Dependency-Aware Discrete Diffusion for Scene Graph Generation

arXiv:2605.0906532.8
AI Analysis

For researchers in scene graph generation and text-to-image synthesis, this work provides a method to generate structured scene graphs from text, improving compositional fidelity in image generation.

The paper introduces a dependency-aware discrete diffusion model for generating scene graphs from natural language, addressing the challenge of hierarchical dependencies in structured graphs.

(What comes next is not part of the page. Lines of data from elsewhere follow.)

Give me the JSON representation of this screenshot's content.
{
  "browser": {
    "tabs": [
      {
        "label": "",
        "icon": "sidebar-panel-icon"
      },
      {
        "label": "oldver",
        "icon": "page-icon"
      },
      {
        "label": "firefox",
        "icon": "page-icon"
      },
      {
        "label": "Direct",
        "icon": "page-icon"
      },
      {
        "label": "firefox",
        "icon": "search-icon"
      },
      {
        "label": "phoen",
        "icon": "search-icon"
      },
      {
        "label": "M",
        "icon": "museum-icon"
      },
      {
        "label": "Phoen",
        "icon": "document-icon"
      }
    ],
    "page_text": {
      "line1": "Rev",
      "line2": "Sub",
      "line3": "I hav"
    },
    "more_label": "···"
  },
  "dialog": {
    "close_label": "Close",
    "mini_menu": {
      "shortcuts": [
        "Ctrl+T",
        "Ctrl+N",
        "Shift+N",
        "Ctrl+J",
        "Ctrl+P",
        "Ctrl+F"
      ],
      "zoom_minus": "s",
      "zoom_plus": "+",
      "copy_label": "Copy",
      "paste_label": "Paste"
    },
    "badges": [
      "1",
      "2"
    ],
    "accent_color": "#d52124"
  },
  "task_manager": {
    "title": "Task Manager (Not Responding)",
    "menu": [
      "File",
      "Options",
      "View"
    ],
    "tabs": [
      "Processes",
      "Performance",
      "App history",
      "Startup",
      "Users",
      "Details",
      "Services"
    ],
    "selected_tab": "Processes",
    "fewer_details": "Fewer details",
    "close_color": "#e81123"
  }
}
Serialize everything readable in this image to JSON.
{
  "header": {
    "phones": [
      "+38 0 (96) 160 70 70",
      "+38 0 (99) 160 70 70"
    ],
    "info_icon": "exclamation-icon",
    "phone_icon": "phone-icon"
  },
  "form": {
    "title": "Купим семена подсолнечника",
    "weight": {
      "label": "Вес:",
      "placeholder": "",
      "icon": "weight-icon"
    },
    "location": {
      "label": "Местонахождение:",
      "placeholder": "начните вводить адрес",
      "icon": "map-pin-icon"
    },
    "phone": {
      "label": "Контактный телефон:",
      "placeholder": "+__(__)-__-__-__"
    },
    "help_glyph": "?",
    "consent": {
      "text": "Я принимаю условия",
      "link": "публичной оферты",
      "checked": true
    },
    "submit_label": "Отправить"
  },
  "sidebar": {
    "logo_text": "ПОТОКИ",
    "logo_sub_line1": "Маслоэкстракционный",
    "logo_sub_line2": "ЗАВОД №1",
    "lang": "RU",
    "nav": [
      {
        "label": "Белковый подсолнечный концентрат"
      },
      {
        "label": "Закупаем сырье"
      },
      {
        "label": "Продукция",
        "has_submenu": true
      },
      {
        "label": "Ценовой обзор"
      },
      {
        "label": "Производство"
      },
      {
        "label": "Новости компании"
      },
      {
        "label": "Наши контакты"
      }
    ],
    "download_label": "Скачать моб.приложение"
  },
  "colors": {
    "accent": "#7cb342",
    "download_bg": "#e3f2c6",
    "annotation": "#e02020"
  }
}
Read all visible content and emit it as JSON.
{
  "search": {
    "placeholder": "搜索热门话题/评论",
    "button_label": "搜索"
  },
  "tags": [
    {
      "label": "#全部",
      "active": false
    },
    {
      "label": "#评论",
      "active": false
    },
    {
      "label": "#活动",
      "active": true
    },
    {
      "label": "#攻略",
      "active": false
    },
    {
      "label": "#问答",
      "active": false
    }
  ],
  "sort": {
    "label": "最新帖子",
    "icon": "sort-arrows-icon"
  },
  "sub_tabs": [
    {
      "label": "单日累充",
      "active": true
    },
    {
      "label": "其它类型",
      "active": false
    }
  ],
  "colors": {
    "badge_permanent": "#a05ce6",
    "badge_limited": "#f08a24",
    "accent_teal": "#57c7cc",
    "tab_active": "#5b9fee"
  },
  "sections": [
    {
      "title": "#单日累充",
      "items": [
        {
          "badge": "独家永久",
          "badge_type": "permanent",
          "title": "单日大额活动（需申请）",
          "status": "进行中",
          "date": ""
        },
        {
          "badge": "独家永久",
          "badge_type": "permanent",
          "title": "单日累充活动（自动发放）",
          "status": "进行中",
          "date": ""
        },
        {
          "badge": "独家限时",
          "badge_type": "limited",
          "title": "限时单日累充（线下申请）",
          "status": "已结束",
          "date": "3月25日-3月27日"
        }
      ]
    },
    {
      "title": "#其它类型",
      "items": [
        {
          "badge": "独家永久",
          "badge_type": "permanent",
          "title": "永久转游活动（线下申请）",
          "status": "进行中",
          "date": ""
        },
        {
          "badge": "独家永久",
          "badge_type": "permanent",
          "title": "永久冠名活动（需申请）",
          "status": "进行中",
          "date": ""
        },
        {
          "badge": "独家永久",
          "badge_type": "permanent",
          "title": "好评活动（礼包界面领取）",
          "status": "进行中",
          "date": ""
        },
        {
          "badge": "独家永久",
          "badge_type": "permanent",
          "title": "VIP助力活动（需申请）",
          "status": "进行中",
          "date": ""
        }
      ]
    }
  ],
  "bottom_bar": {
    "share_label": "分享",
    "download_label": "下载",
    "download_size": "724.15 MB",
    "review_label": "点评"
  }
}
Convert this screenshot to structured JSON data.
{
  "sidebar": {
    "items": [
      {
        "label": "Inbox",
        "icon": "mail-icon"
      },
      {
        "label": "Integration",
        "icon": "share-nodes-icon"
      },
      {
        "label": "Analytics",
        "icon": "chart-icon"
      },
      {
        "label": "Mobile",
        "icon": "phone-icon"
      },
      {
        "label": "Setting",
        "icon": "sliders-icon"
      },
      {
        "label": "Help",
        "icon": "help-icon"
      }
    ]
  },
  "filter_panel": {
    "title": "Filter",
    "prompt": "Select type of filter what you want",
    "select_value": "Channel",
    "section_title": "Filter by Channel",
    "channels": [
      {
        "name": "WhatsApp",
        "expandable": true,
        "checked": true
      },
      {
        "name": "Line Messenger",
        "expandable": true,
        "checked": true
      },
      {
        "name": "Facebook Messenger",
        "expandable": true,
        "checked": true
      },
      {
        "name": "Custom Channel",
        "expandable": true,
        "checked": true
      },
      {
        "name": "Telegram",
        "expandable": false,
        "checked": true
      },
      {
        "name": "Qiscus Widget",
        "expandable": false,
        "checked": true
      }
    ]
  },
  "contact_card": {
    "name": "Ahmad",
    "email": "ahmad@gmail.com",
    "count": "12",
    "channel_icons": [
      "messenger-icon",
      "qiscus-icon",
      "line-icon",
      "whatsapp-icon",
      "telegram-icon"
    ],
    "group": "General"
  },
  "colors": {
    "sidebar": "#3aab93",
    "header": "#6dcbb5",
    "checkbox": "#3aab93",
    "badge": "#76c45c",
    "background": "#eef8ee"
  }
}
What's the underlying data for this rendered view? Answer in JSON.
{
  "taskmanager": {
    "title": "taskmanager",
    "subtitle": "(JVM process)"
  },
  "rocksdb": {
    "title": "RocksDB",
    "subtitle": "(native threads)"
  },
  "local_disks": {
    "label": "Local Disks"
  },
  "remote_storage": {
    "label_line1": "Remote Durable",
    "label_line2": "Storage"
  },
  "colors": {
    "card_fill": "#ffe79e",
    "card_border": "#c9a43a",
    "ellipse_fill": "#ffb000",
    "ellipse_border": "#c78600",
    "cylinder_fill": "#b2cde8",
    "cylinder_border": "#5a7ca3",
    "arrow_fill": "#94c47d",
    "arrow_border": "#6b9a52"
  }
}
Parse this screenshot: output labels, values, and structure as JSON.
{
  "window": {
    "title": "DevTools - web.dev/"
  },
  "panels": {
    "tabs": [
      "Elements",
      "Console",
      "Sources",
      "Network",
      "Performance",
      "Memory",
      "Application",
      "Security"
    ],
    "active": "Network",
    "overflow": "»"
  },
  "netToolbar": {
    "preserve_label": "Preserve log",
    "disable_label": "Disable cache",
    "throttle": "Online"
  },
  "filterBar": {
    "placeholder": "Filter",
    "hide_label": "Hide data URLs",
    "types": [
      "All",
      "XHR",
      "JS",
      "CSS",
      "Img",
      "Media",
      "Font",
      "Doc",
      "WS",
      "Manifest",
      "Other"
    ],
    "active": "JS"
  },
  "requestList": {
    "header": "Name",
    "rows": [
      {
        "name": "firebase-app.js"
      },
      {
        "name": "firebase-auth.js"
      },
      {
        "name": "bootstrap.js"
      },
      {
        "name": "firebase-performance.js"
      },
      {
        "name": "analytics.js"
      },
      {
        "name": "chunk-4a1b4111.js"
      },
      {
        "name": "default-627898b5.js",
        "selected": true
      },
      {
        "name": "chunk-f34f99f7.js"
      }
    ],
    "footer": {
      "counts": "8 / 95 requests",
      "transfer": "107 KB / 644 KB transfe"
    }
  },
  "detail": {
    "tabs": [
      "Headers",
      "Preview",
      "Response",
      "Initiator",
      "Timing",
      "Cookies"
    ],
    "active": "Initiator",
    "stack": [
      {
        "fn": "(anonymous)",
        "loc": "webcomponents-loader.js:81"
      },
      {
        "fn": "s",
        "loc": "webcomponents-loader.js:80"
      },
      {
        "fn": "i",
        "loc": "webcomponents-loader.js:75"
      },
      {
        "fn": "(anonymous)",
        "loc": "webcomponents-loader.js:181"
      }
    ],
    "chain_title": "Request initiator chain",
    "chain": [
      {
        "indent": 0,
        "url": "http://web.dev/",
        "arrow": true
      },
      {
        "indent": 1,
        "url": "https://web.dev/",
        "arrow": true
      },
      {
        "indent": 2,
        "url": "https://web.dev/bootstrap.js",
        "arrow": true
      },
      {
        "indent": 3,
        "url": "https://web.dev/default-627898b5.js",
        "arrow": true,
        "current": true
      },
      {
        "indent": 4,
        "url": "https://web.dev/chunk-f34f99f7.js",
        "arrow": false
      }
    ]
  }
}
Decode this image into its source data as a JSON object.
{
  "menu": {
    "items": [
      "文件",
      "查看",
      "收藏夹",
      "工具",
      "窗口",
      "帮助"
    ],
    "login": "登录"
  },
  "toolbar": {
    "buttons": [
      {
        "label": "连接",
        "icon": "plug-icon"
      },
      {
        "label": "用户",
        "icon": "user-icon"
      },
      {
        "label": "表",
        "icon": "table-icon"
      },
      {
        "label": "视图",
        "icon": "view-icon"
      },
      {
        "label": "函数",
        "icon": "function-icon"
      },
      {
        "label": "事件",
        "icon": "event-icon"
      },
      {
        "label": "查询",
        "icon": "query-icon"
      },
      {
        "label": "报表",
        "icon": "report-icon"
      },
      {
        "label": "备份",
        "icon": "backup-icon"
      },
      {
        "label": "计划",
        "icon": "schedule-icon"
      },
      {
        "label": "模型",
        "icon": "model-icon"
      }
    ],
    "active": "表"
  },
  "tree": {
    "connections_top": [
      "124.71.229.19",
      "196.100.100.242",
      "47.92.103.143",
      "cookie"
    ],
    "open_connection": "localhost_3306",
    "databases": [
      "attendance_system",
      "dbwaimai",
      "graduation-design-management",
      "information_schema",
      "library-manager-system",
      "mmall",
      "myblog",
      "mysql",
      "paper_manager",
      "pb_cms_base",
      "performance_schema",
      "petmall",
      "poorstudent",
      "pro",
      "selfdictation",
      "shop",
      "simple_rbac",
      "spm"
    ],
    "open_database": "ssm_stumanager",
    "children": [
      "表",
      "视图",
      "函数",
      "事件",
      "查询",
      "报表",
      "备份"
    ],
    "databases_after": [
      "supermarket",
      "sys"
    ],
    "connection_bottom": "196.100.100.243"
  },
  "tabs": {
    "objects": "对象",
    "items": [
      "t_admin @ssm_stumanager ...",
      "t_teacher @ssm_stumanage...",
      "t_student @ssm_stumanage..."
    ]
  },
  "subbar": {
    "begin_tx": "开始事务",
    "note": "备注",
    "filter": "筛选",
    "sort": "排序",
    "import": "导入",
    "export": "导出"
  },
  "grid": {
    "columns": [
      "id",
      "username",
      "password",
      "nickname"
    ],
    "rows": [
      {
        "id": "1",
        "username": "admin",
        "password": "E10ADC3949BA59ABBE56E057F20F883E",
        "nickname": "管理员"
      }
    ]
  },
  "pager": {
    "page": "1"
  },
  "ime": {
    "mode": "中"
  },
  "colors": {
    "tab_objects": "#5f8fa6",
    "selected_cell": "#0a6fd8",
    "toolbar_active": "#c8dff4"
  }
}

The method improves over baselines on graph and layout metrics and enhances compositional alignment in downstream image generation, especially in multi-object scenarios.

Scene graphs (SGs) represent objects and their relationships as structured graphs, enabling applications in image generation, robotics, and 3D understanding. Recent work suggests that conditioning image generation on scene graphs improves compositional fidelity compared to text-only prompting. However, since users typically provide text rather than structured graphs, a key challenge is to generate scene graphs from natural language. Prior work on discrete diffusion has demonstrated success in generating generic graphs such as molecules and circuits, but fails to account for the hierarchical structure and strong dependencies between objects, edges, and relations in scene graphs. We address this limitation by introducing a dependency-aware, hierarchically constrained discrete diffusion model for scene graph generation. Our approach decouples structure and semantics across the forward and reverse processes, enabling the model to capture conditional dependencies. At inference time, we perform training-free conditioning to sample text-aligned scene graphs. We evaluate our method on standard SG benchmarks and demonstrate improvements over both continuous and discrete graph generation baselines across graph and layout metrics. When fed to downstream image generation, our approach yields improved compositional alignment compared to text-to-image models, particularly in multi-object scenarios.